Fed Officials Point to Slow Interest Rate Cuts As Inflation Eases and Labor Market Remains Strong
Officials now expect a slower pace of interest rate cuts, with growing confidence that inflation is softening and the labor market continues to be strong, according to minutes of the Fed’s November meeting released Tuesday. The Fed continues to see inflation still above the bank’s 2% target; however the bank remains optimistic that progress will continue, which could be interpreted as a possible reason for gradual rate cuts.
The minutes detail that FOMC participants were generally satisfied with the progress of inflation because the data had put them on course to beat the Fed’s target; however, they warned against moving forward violently. Officials noted, “If the trend continues, and the economy also continues to be on the edge of high employment,” it would be warranted to begin shifting over time toward a more moderate policy stance. So it could mean further rate cuts, although these rates are unknown in terms of time and scale.
At the November meeting, the FOMC voted unanimously to lower the benchmark lending rate by a quarter point to a target range of 4.5%-4.75%. The market had expected a rate cut in December, but those expectations have been dashed as fears of inflationary pressures from new tariffs under President-elect Donald Trump’s economic plans have risen.
The minutes also revealed some uncertainty about the future path of interest rates. In particular, officials have had difficulty determining the “neutral” interest rate—the level at which monetary policy neither stimulates nor inhibits growth.
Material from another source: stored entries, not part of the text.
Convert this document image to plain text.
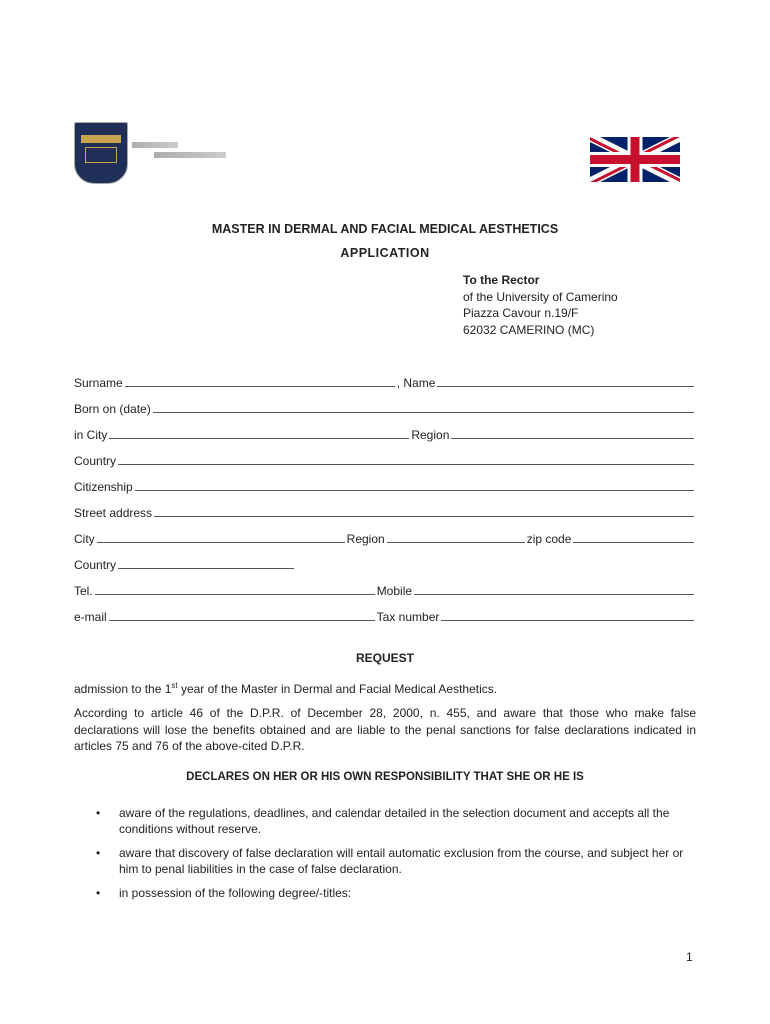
MASTER IN DERMAL AND FACIAL MEDICAL AESTHETICS
APPLICATION
To the Rector
of the University of Camerino
Piazza Cavour n.19/F
62032 CAMERINO (MC)
Surname	, Name
Born on (date)
in City	Region
Country
Citizenship
Street address
City	Region	zip code
Country
Tel.	Mobile
e-mail	Tax number
REQUEST
admission to the 1st year of the Master in Dermal and Facial Medical Aesthetics.
According to article 46 of the D.P.R. of December 28, 2000, n. 455, and aware that those who make false declarations will lose the benefits obtained and are liable to the penal sanctions for false declarations indicated in articles 75 and 76 of the above-cited D.P.R.
DECLARES ON HER OR HIS OWN RESPONSIBILITY THAT SHE OR HE IS
• aware of the regulations, deadlines, and calendar detailed in the selection document and accepts all the conditions without reserve.
• aware that discovery of false declaration will entail automatic exclusion from the course, and subject her or him to penal liabilities in the case of false declaration.
• in possession of the following degree/-titles:
1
This uncertainty has made Fed officials cautious in their approach, opting for gradual adjustments rather than immediate changes.
While inflation continues to be above the Fed’s target, the minutes saw several factors putting downward pressure on price growth. These include a slowdown in business prices, continued tightening in monetary policy, and a positive focus on long-term inflation expectations. Housing costs, one of the main drivers of inflation, also appear to be falling as rents increase, further supporting the inflationary outlook.
Despite recent concerns about the labor market, with October nonfarm payrolls rising by just 12,000, officials noted there is no sign of an immediate deterioration in employment conditions. Layoffs remain low, and the overall labor market remains strong, giving policymakers confidence as they navigate future rate cuts.